In past years, Durant has made models and collages depicting Case Study Homes infiltrated by squatters, white trash commandos, biker heroines, and bored teenagers. In 16-by-20-inch color photographs of the undersides of overturned classic Modernist chairs (by Charles Eames and Eliel Saarinen, among others), he captured what may be seen as the aftermath. Shot with a harsh flash and against various floor backgrounds, the photographs were all titled with the generic term “chair.” The chairs may now have become fetishized collectors’ items (at least on the West Coast), but, as revealed in the photographs, their lowly bottoms still exhibit their down-to-earth “do not remove this tag” tags, lint, and scratches. The photographs suggest that, although the aura of their dated idealism may be discernible, their physicality is still affected by the ravages of time.

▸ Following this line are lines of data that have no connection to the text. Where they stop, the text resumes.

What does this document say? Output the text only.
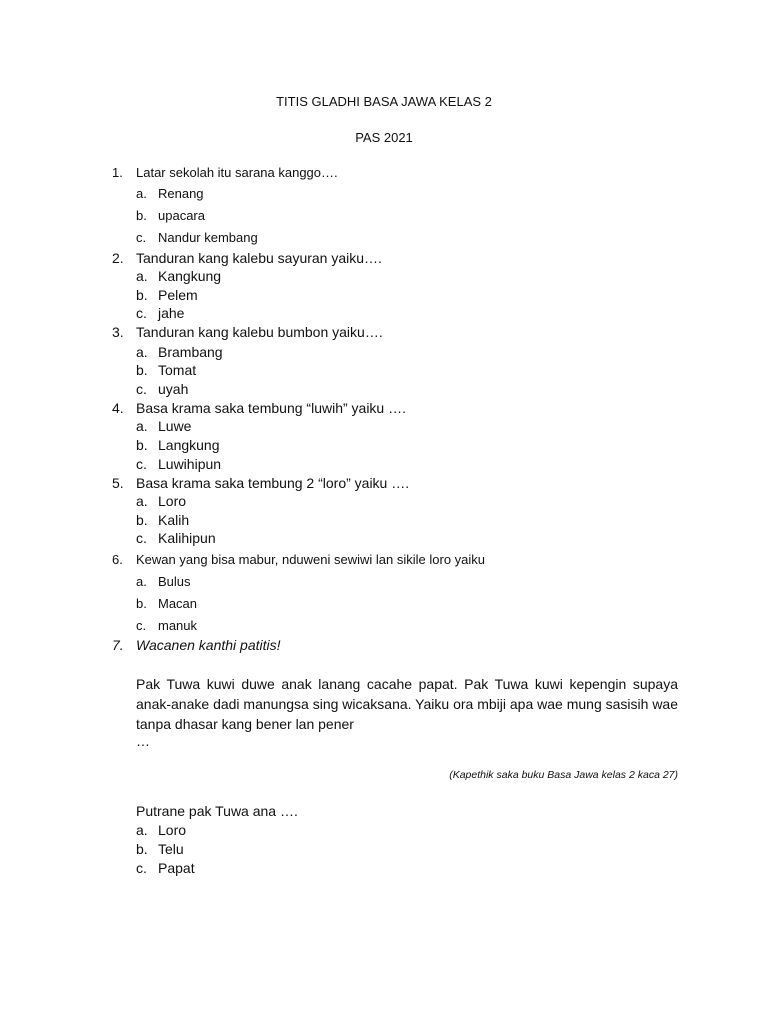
TITIS GLADHI BASA JAWA KELAS 2
PAS 2021
1. Latar sekolah itu sarana kanggo….
a. Renang
b. upacara
c. Nandur kembang
2. Tanduran kang kalebu sayuran yaiku….
a. Kangkung
b. Pelem
c. jahe
3. Tanduran kang kalebu bumbon yaiku….
a. Brambang
b. Tomat
c. uyah
4. Basa krama saka tembung “luwih” yaiku ….
a. Luwe
b. Langkung
c. Luwihipun
5. Basa krama saka tembung 2 “loro” yaiku ….
a. Loro
b. Kalih
c. Kalihipun
6. Kewan yang bisa mabur, nduweni sewiwi lan sikile loro yaiku
a. Bulus
b. Macan
c. manuk
7. Wacanen kanthi patitis!
Pak Tuwa kuwi duwe anak lanang cacahe papat. Pak Tuwa kuwi kepengin supaya
anak-anake dadi manungsa sing wicaksana. Yaiku ora mbiji apa wae mung sasisih wae
tanpa dhasar kang bener lan pener
…
(Kapethik saka buku Basa Jawa kelas 2 kaca 27)
Putrane pak Tuwa ana ….
a. Loro
b. Telu
c. Papat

In Evolution of a Perfect Idea, 1995, Durant installed an inexpensive-looking wood-grain laminated entertainment center filled with magazines, catalogs, and Xeroxes. Viewers are invited to rifle through Ikea catalogs, magazines like Victorian Home, Maximum Rock and Roll, and Flip-side, and other items of interest from the past few years. (The only magazines that are current are those for the slug and the stud, High Times and Muscle and Fitness.) These niche-marketed magazines define different esthetic concerns in very specific ways. Analogously, Durant is settling into his own visual language, one that borrows as much from pop culture as from Modernist design. While past works may have been an overseasoned beef-stew, his new work mixes subtlety and spice in a delightful and ponderous curry.